Acceptable – The person accepts the level of damage for the service rendered; the hair may even ‘feel’ better in the short term for being professionally treated, dried etc.

Unacceptable – The hair has been over-processed and begins to feel inferior, gradually breaks or is an incorrect colour. The hair may become significantly damaged through the general day to day processes to the hair (washing, brushing etc.) that would usually have no impact on hair.

Catastrophic – The hair breaks immediately after applying the bleach, leaving no doubt as to the damage caused.

*It is a feeling; you cannot make the hair strands physically permanently healthier using cosmetic products.
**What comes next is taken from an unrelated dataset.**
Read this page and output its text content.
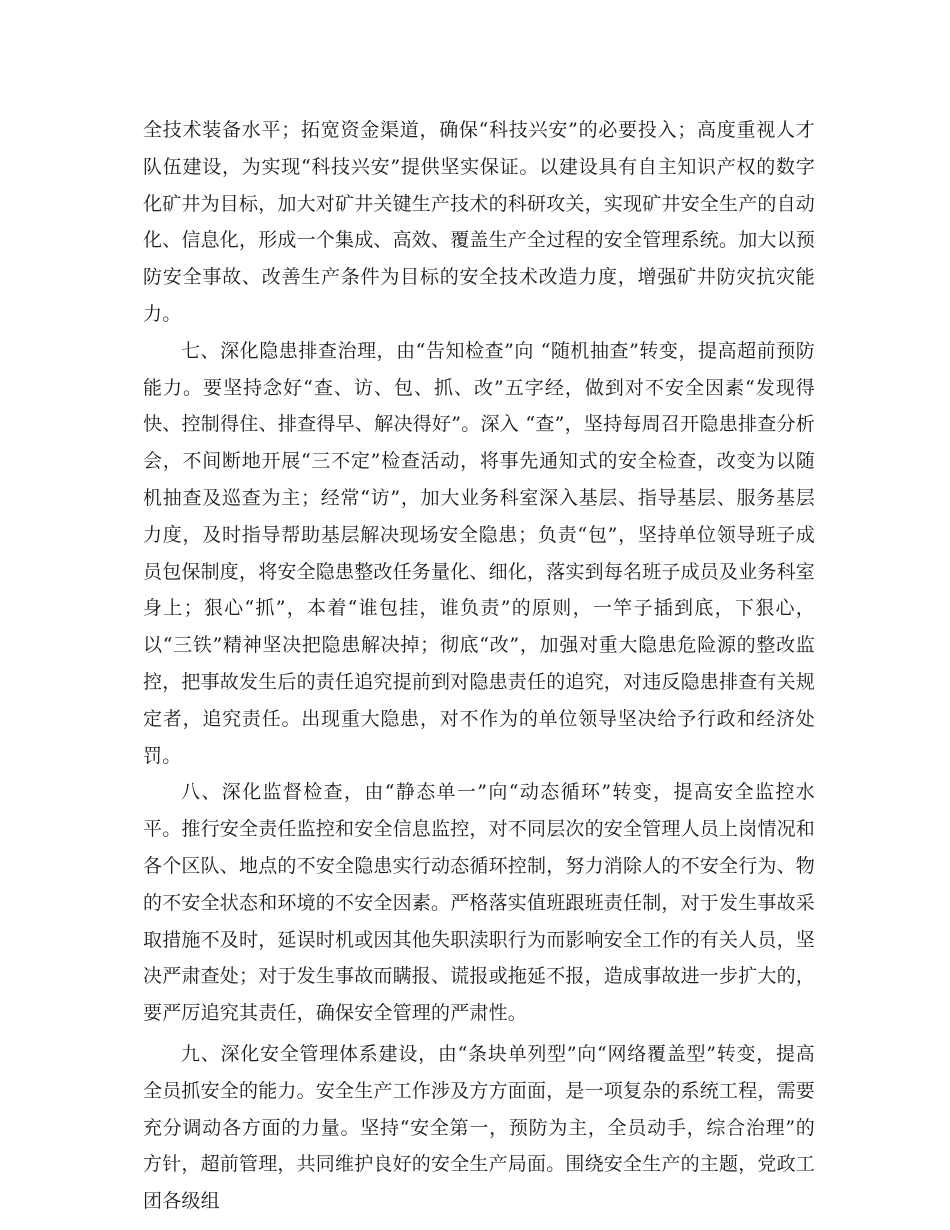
全技术装备水平；拓宽资金渠道，确保“科技兴安”的必要投入；高度重视人才队伍建设，为实现“科技兴安”提供坚实保证。以建设具有自主知识产权的数字化矿井为目标，加大对矿井关键生产技术的科研攻关，实现矿井安全生产的自动化、信息化，形成一个集成、高效、覆盖生产全过程的安全管理系统。加大以预防安全事故、改善生产条件为目标的安全技术改造力度，增强矿井防灾抗灾能力。

七、深化隐患排查治理，由“告知检查”向 “随机抽查”转变，提高超前预防能力。要坚持念好“查、访、包、抓、改”五字经，做到对不安全因素“发现得快、控制得住、排查得早、解决得好”。深入 “查”，坚持每周召开隐患排查分析会，不间断地开展“三不定”检查活动，将事先通知式的安全检查，改变为以随机抽查及巡查为主；经常“访”，加大业务科室深入基层、指导基层、服务基层力度，及时指导帮助基层解决现场安全隐患；负责“包”，坚持单位领导班子成员包保制度，将安全隐患整改任务量化、细化，落实到每名班子成员及业务科室身上；狠心“抓”，本着“谁包挂，谁负责”的原则，一竿子插到底，下狠心，以“三铁”精神坚决把隐患解决掉；彻底“改”，加强对重大隐患危险源的整改监控，把事故发生后的责任追究提前到对隐患责任的追究，对违反隐患排查有关规定者，追究责任。出现重大隐患，对不作为的单位领导坚决给予行政和经济处罚。

八、深化监督检查，由“静态单一”向“动态循环”转变，提高安全监控水平。推行安全责任监控和安全信息监控，对不同层次的安全管理人员上岗情况和各个区队、地点的不安全隐患实行动态循环控制，努力消除人的不安全行为、物的不安全状态和环境的不安全因素。严格落实值班跟班责任制，对于发生事故采取措施不及时，延误时机或因其他失职渎职行为而影响安全工作的有关人员，坚决严肃查处；对于发生事故而瞒报、谎报或拖延不报，造成事故进一步扩大的，要严厉追究其责任，确保安全管理的严肃性。

九、深化安全管理体系建设，由“条块单列型”向“网络覆盖型”转变，提高全员抓安全的能力。安全生产工作涉及方方面面，是一项复杂的系统工程，需要充分调动各方面的力量。坚持“安全第一，预防为主，全员动手，综合治理”的方针，超前管理，共同维护良好的安全生产局面。围绕安全生产的主题，党政工团各级组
The hair will become more damaged the more times it is processed and the greater the time it is processed for and as the hair cannot repair itself, each of these processes causes permanent damage. Applying the same chemical /heat services to already damaged hair would exacerbate the same problem and compound the damaged hair further.

Objectively, the hair is formed from three layers, the cuticle, the cortex, and the medulla, it is the cuticle, which is the protective outer shield, made up of up to 12 layers of imbricated keratin plates layer on top of each other.

Once this is damaged the hair will feel rough and quickly become matted as the cuticles will not lie flat and smooth, Water will be able to be let into the inner cortex, so making the hair harder to dry and making it very weak and stretchy when wet.

If severely damaged the cortex will become exposed and as the cortex is like a very spongey coiled rope of protein strands this quicky unravels /breaks resulting in weakened areas of the hair called Trichohexis Nodosa (you possibly have seen these as little white nodules near the ends of your hair).

These cortex exposures can be quite natural at the ends of long hair but are a sign of something damaging the hair if found nearer the scalp.

Does the hair have to break to be damaged?

Not really, some hair becomes severely impoverished, poor and unmanageable because of hairdressing chemicals, but does not break. Usually this is down to pure luck.

I though my hair was ok, but then it became worse?

The damage caused may be so severe it occurs in the salon, but in many cases styling and products used can mask the initial feeling of hair damage long after you walk out of the salon door. The hair may deteriorate over a period of time and may not present itself fully until several days or weeks after the event.

These pages are here to allow you to understand what the products do to the hair, and what to do if you feel as though your hair becomes damaged from a chemical hairdressing service.

Common Hairdressing Chemical Processes


Chemical bleaching with hydrogen peroxide weakens the hair’s protein-membrane complex and oxidises the disulphide bonds of cysteine to its irreversible and un cross-linked form Cysteic acid.  This breakage of the disulphide linkage causes the hair to become more hydrophilic and weaker when hair becomes brittle, it is this Cysteic acid that is the result, when too much of the hair’s proteins, has undergone an irreversible chemical change.


Perm lotions usually use ammonium thioglycolate or ATG (a reducing agent); the basic theory of  creating a permanent curl is you bend the hair fibre over a circular shape with tensions, add the chemical that will soften the hair by breaking some of the disulphide bonds allowing the hair to take shape as required and then you ‘harden’ the hair (using an oxidising agent usually hydrogen peroxide) to set the hair.  These products may be called a neutraliser.

Chemical Straighteners/Relaxers

Modern hair relaxers and perms can often be made of the same chemicals, just applied differently.

The basic theory of either creating a permanent curl or straightening hair permanently is the same.

Straightening products usually use ammonium thioglycolate or ATG); however, there are other types; it is essential to know what type was used:

Heat Damage

Heated appliances can damage hair and the keratin starts to become affected. Hair cuticles starts to become damaged by heat over 190˚C. And burning, singeing of the hair at 300-400˚C.

However, before total breakage, high/repeated heat applications decompose the protein tryptophan in the hair creating the yellowing of white hair and darkening of bleached hair noted with hair that has been affected by heat in a significant way.